# Brompton bottom bracket replacement



## simon.r (25 Jul 2017)

i've just got around to removing and greasing the BB on my few hundred miles old Brompton. It's a FAG with plastic cups - the fixed cup side of which I've sheared off the outer portion:







This doesn't affect the function, but I suspect it will be a hacksaw and hammer job to remove the remains of the cup when the time comes. 

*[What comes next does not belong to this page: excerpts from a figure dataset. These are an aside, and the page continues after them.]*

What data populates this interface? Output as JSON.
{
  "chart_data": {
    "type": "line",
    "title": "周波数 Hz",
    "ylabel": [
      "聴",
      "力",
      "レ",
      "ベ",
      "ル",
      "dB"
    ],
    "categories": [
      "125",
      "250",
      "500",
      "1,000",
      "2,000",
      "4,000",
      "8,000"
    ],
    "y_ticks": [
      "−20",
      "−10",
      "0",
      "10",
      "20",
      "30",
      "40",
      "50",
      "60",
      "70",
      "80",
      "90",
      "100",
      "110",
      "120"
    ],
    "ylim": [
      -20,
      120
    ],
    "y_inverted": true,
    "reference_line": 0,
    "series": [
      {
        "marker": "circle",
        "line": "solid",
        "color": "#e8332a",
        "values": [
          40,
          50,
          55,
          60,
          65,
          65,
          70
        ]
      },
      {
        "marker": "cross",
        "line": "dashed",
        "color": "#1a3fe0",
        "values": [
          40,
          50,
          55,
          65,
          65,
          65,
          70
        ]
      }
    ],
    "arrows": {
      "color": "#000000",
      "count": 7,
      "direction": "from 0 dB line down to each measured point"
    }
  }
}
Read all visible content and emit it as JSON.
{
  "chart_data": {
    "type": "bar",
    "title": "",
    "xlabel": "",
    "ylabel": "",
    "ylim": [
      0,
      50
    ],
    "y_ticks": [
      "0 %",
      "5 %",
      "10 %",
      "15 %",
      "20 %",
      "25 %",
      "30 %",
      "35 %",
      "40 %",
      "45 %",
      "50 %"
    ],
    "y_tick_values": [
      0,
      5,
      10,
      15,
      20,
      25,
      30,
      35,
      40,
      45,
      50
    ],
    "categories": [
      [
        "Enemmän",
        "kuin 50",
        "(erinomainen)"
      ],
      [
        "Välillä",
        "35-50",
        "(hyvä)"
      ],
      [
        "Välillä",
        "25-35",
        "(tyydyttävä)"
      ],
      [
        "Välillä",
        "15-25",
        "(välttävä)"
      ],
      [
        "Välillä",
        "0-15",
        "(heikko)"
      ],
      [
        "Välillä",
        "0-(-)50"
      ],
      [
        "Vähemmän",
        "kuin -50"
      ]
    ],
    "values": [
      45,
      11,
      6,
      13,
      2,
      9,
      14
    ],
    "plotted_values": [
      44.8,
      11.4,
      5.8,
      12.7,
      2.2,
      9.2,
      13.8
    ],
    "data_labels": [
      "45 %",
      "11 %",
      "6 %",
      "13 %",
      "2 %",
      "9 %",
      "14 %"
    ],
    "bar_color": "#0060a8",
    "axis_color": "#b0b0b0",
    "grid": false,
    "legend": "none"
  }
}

I believe it's a 68 x 119mm JIS taper. 

Any recommendations for a replacement - something with aluminium cups would be nice!


----------



## simon.r (25 Jul 2017)

Ah, just found this old thread:

https://www.cyclechat.net/threads/w...m-bracket-on-a-new-ish-brompton.207170/page-2

Looks like a good old Shimano UN55 is the answer. Unless anyone knows better?


----------



## GrumpyGregry (25 Jul 2017)

I was about to post "Ask Adrian"


----------



## Kell (25 Jul 2017)

I stuck a UN55 in mine. 

Couldn't for the life of me tell you the dimensions off hand though.


----------



## Kell (25 Jul 2017)

And I've just realised that the link in this thread was to my thread back when I did it...


----------



## Kell (25 Jul 2017)

And I've just realised that the link in this thread was to my thread back when I did it...


----------



## Kell (25 Jul 2017)

And I've just realised that the link in this thread was to my thread back when I did it...


----------



## chriscross1966 (26 Jul 2017)

I favour going through the rather long-winded process to get external cups on, I've got a Shimano Alfine on one of my Bromptons, Campag ultrartorque on two of the others and the new one is getting a Chris King 24 to take an FSA crank...


----------



## Cadzow (5 Aug 2017)

A UN55 should fit but it needs to be longer than an 118 length BB. A JIS crank on an ISO spindle will go too far onto the spindle so it is best to add on about 4 mm to the spindle length. I've ordered a 122.5 UN55 BB and that should fit okay.


----------



## simon.r (6 Aug 2017)

Cadzow said:


> A UN55 should fit but it needs to be longer than an 118 length BB. A JIS crank on an ISO spindle will go too far onto the spindle so it is best to add on about 4 mm to the spindle length. I've ordered a 122.5 UN55 BB and that should fit okay.



The 118mm UN55 fits fine, no problem with the standard cranks.


----------